- Cover art for Four Eyes issue #1. Art by Max Fiumara.

Publication information
- Publisher: Image Comics
- Schedule: Irregular
- Format: Ongoing series
- Publication date: October 2008 – present

Creative team
- Created by: Joe Kelly Max Fiumara
- Written by: Joe Kelly
- Artist: Max Fiumara
- Colorist: Nestor Pereyra

= Four Eyes =

Four Eyes is an American comic book series published by Image Comics beginning in 2008. The comic was created by writer Joe Kelly and artist Max Fiumara and chronicles a revenge story set in Brooklyn, NYC.

As Joe Kelly states, Four Eyes is about "a boy who’s trying to get back at a gang that’s directly responsible for his dad’s death...the world in which they live is a world where underground dragon fighting is entertainment for the masses."

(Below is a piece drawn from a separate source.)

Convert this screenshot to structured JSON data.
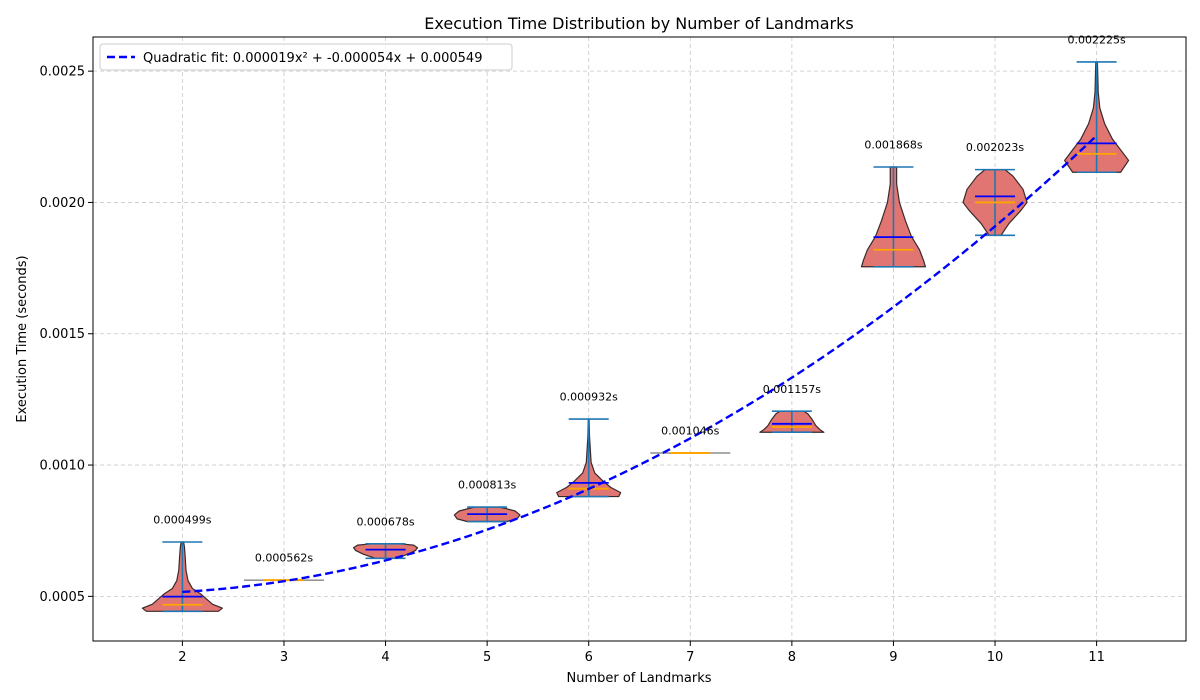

The title, Four Eyes comes from the name given to the dragon which befriends Enrico, the young boy who is the center character of the story. The neglected and deformed runt of a dragon which has four eyes and is not able to use them efficiently, thus making it not very suitable for fighting.

==Publication history==
The concept for Four Eyes first came to Kelly several years ago, and began with a simple image in his head. “A boy with a dragon on a chain in front of an old car,” said the writer, “like a Studebaker or old Ford - and the Brooklyn Bridge in the background. He didn't have any shoes on, and I thought it was the Great Depression. I didn't know what it meant, really, but all of a sudden, the idea of a revenge story kicked in, the struggles of the Depression and how people needed things to keep their minds off of their troubles; illegal gambling; and that dragon? Dragon fighting? That's sort of it, an image blossoming.”

==Plot==
Kelly has designed Four Eyes as an epic story to be told in a series of arcs. In the first year, Kelly said, readers will learn "what happens to Enrico's dad and how a little boy learns about the dark underbelly of his father's other life. We’ll see his first dragon hunt and how he ultimately gets Four Eyes. Then, the long road to training his dragon - what a kid has to do to hide this very illegal animal, work with it, and turn it into a killer. Then, of course Four Eyes' first battle."